Shall I rephrase for the deaf and blind? The first post was a joke. I don't have any problem with the british (my mother is english). The second post should have read "cheney and rumsfeld learned a few things from the nazis." One can't forget Bush's brain, his father was a nazi right?

boycotteverything
08-19-2009, 07:52 PM
I think it may have been his grandfather. it doesn't matter. Rove was born in Kenya.

Cogburn
08-19-2009, 09:15 PM
Don't forget that Babs is Crowley's granddaughter!

mojo
08-20-2009, 05:12 AM
i need to add some of my own research to this thread but don't have time atm, nice post cog.
i will try and get to it this weekend if possible.

mojo
08-20-2009, 05:26 AM
oh and let me quickly add.


Learn something from that brave nation

you have got to be fucking joking, that brave nation never had any hesitation in abandoning it's colonial allies (australia, new zealand, malaya, singapore and many others) or sending them to their deaths in place of their own during numerous actions in all of those theatres of war.

try reading some history on the boer war, ww1 and ww2 and in particular the disgraceful way the british government has treated the amazingly brave and loyal ghurka's.

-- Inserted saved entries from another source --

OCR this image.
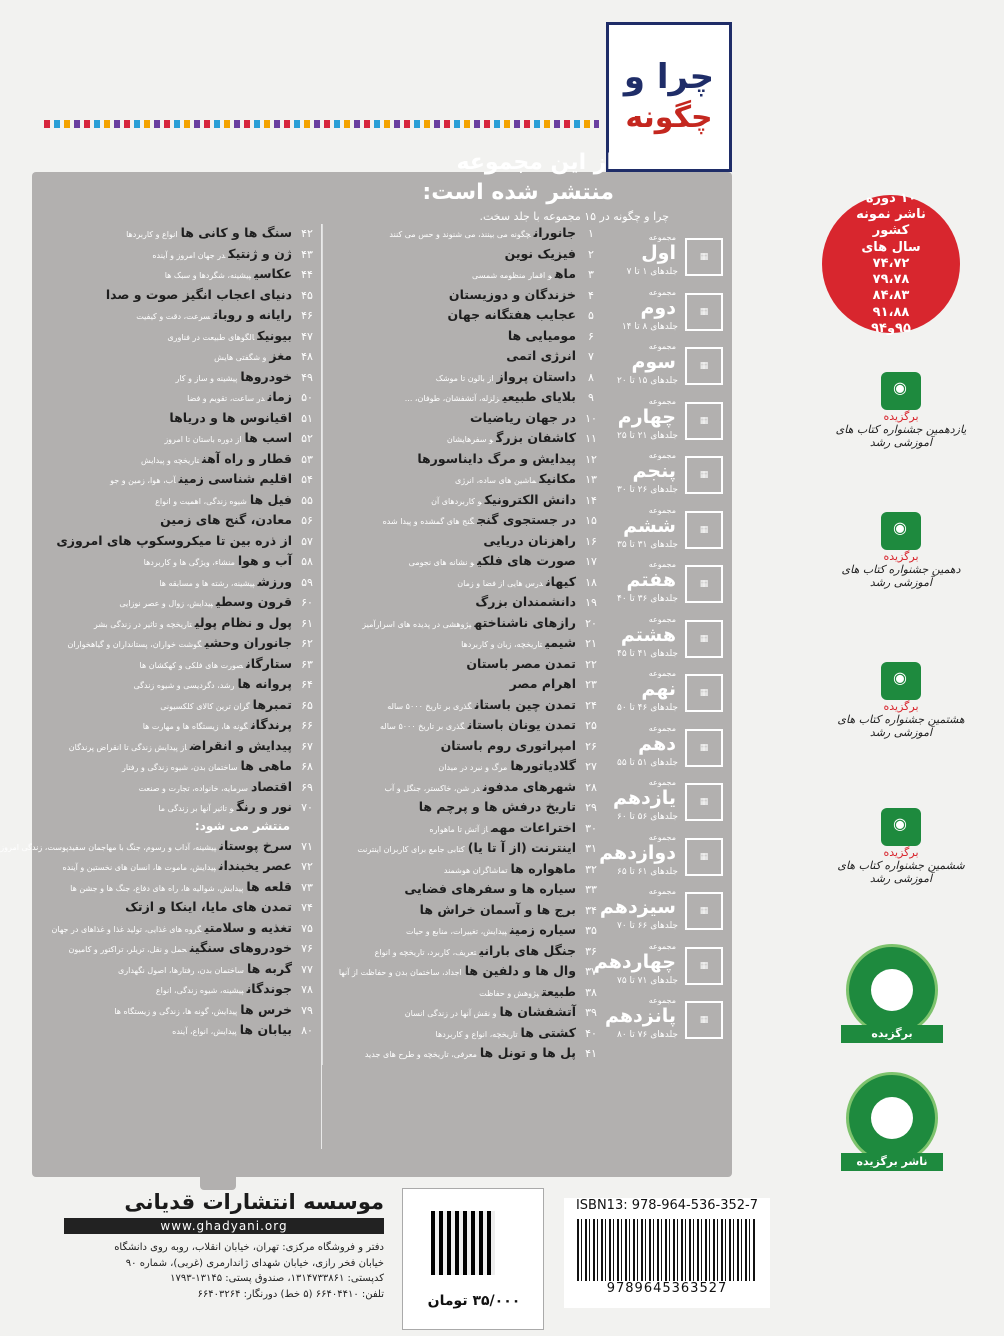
چرا و
چگونه
از این مجموعه
منتشر شده است:
چرا و چگونه در ۱۵ مجموعه با جلد سخت.
۱۰ دوره
ناشر نمونه
کشور
سال های
۷۴،۷۲
۷۹،۷۸
۸۴،۸۳
۹۱،۸۸
۹۵و۹۴
◉
برگزیده
یازدهمین جشنواره کتاب های آموزشی رشد
◉
برگزیده
دهمین جشنواره کتاب های آموزشی رشد
◉
برگزیده
هشتمین جشنواره کتاب های آموزشی رشد
◉
برگزیده
ششمین جشنواره کتاب های آموزشی رشد
برگزیده
ناشر برگزیده
▦
مجموعه
اول
جلدهای ۱ تا ۷
▦
مجموعه
دوم
جلدهای ۸ تا ۱۴
▦
مجموعه
سوم
جلدهای ۱۵ تا ۲۰
▦
مجموعه
چهارم
جلدهای ۲۱ تا ۲۵
▦
مجموعه
پنجم
جلدهای ۲۶ تا ۳۰
▦
مجموعه
ششم
جلدهای ۳۱ تا ۳۵
▦
مجموعه
هفتم
جلدهای ۳۶ تا ۴۰
▦
مجموعه
هشتم
جلدهای ۴۱ تا ۴۵
▦
مجموعه
نهم
جلدهای ۴۶ تا ۵۰
▦
مجموعه
دهم
جلدهای ۵۱ تا ۵۵
▦
مجموعه
یازدهم
جلدهای ۵۶ تا ۶۰
▦
مجموعه
دوازدهم
جلدهای ۶۱ تا ۶۵
▦
مجموعه
سیزدهم
جلدهای ۶۶ تا ۷۰
▦
مجموعه
چهاردهم
جلدهای ۷۱ تا ۷۵
▦
مجموعه
پانزدهم
جلدهای ۷۶ تا ۸۰
۱
جانورانچگونه می بینند، می شنوند و حس می کنند
۲
فیزیک نوین
۳
ماهو اقمار منظومه شمسی
۴
خزندگان و دوزیستان
۵
عجایب هفتگانه جهان
۶
مومیایی ها
۷
انرژی اتمی
۸
داستان پروازاز بالون تا موشک
۹
بلایای طبیعیزلزله، آتشفشان، طوفان، ...
۱۰
در جهان ریاضیات
۱۱
کاشفان بزرگو سفرهایشان
۱۲
پیدایش و مرگ دایناسورها
۱۳
مکانیکماشین های ساده، انرژی
۱۴
دانش الکترونیکو کاربردهای آن
۱۵
در جستجوی گنجگنج های گمشده و پیدا شده
۱۶
راهزنان دریایی
۱۷
صورت های فلکیو نشانه های نجومی
۱۸
کیهاندرس هایی از فضا و زمان
۱۹
دانشمندان بزرگ
۲۰
رازهای ناشناختهپژوهشی در پدیده های اسرارآمیز
۲۱
شیمیتاریخچه، زبان و کاربردها
۲۲
تمدن مصر باستان
۲۳
اهرام مصر
۲۴
تمدن چین باستانگذری بر تاریخ ۵۰۰۰ ساله
۲۵
تمدن یونان باستانگذری بر تاریخ ۵۰۰۰ ساله
۲۶
امپراتوری روم باستان
۲۷
گلادیاتورهامرگ و نبرد در میدان
۲۸
شهرهای مدفوندر شن، خاکستر، جنگل و آب
۲۹
تاریخ درفش ها و پرچم ها
۳۰
اختراعات مهماز آتش تا ماهواره
۳۱
اینترنت (از آ تا یا)کتابی جامع برای کاربران اینترنت
۳۲
ماهواره هاتماشاگران هوشمند
۳۳
سیاره ها و سفرهای فضایی
۳۴
برج ها و آسمان خراش ها
۳۵
سیاره زمینپیدایش، تغییرات، منابع و حیات
۳۶
جنگل های بارانیتعریف، کاربرد، تاریخچه و انواع
۳۷
وال ها و دلفین هااجداد، ساختمان بدن و حفاظت از آنها
۳۸
طبیعتپژوهش و حفاظت
۳۹
آتشفشان هاو نقش آنها در زندگی انسان
۴۰
کشتی هاتاریخچه، انواع و کاربردها
۴۱
پل ها و تونل هامعرفی، تاریخچه و طرح های جدید
۴۲
سنگ ها و کانی هاانواع و کاربردها
۴۳
ژن و ژنتیکدر جهان امروز و آینده
۴۴
عکاسیپیشینه، شگردها و سبک ها
۴۵
دنیای اعجاب انگیز صوت و صدا
۴۶
رایانه و روباتسرعت، دقت و کیفیت
۴۷
بیونیکالگوهای طبیعت در فناوری
۴۸
مغزو شگفتی هایش
۴۹
خودروهاپیشینه و ساز و کار
۵۰
زماندر ساعت، تقویم و فضا
۵۱
اقیانوس ها و دریاها
۵۲
اسب هااز دوره باستان تا امروز
۵۳
قطار و راه آهنتاریخچه و پیدایش
۵۴
اقلیم شناسی زمینآب، هوا، زمین و جو
۵۵
فیل هاشیوه زندگی، اهمیت و انواع
۵۶
معادن، گنج های زمین
۵۷
از ذره بین تا میکروسکوپ های امروزی
۵۸
آب و هوامنشاء، ویژگی ها و کاربردها
۵۹
ورزشپیشینه، رشته ها و مسابقه ها
۶۰
قرون وسطیپیدایش، زوال و عصر نوزایی
۶۱
پول و نظام پولیتاریخچه و تاثیر در زندگی بشر
۶۲
جانوران وحشیگوشت خواران، پستانداران و گیاهخواران
۶۳
ستارگانصورت های فلکی و کهکشان ها
۶۴
پروانه هارشد، دگردیسی و شیوه زندگی
۶۵
تمبرهاگران ترین کالای کلکسیونی
۶۶
پرندگانگونه ها، زیستگاه ها و مهارت ها
۶۷
پیدایش و انقراضاز پیدایش زندگی تا انقراض پرندگان
۶۸
ماهی هاساختمان بدن، شیوه زندگی و رفتار
۶۹
اقتصادسرمایه، خانواده، تجارت و صنعت
۷۰
نور و رنگو تاثیر آنها بر زندگی ما
منتشر می شود:
۷۱
سرخ پوستانپیشینه، آداب و رسوم، جنگ با مهاجمان سفیدپوست، زندگی امروز
۷۲
عصر یخبندانپیدایش، ماموت ها، انسان های نخستین و آینده
۷۳
قلعه هاپیدایش، شوالیه ها، راه های دفاع، جنگ ها و جشن ها
۷۴
تمدن های مایا، اینکا و ازتک
۷۵
تغذیه و سلامتیگروه های غذایی، تولید غذا و غذاهای در جهان
۷۶
خودروهای سنگینحمل و نقل، تریلر، تراکتور و کامیون
۷۷
گربه هاساختمان بدن، رفتارها، اصول نگهداری
۷۸
جوندگانپیشینه، شیوه زندگی، انواع
۷۹
خرس هاپیدایش، گونه ها، زندگی و زیستگاه ها
۸۰
بیابان هاپیدایش، انواع، آینده
موسسه انتشارات قدیانی
www.ghadyani.org
دفتر و فروشگاه مرکزی: تهران، خیابان انقلاب، روبه روی دانشگاه
خیابان فخر رازی، خیابان شهدای ژاندارمری (غربی)، شماره ۹۰
کدپستی: ۱۳۱۴۷۳۳۸۶۱، صندوق پستی: ۱۳۱۴۵-۱۷۹۳
تلفن: ۶۶۴۰۴۴۱۰ (۵ خط) دورنگار: ۶۶۴۰۳۲۶۴	۳۵/۰۰۰ تومان
ISBN13: 978-964-536-352-7
9789645363527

are you hoping for a blow job from chorlton or something?

WarlordZeroOne
08-20-2009, 07:23 AM
None of us can have a real and true argument because all and i mean all of our information is obtained from the media of any kind,or a living relative regarding WW2, none of us took part in that lousy war,i was born 2 years after 1945 in September 1947, and my father was on the Dunkirk Beach,he told me between the Fucking STUKAS bombing the Beach, then running to try and get on a boat as well as jumping over the DEAD and wounded,also each soldier who brought his rifle back home to the UK got a shilling,that tells me on that day ENGLAND was in the shit when the retreat took place,we are doing no justice throwing shit at each other when millions of men women and children lost their lives to that Bastard Hitler,and having this discussion and members taking the piss is out of order,by all mean lets have a discussion on that bastard HITLER,but don't be-little those people who suffered the consequences of WW2,we have just lost our last Tommy from that hell-hole of WW2. and my final point is the Poloticians have learnt Fuck-All from all the wars that have taken place since WW2 only that we all keep losing men and women also civilians WTF is going on.

skunk
08-20-2009, 08:46 AM
are you hoping for a blow job from chorlton or something?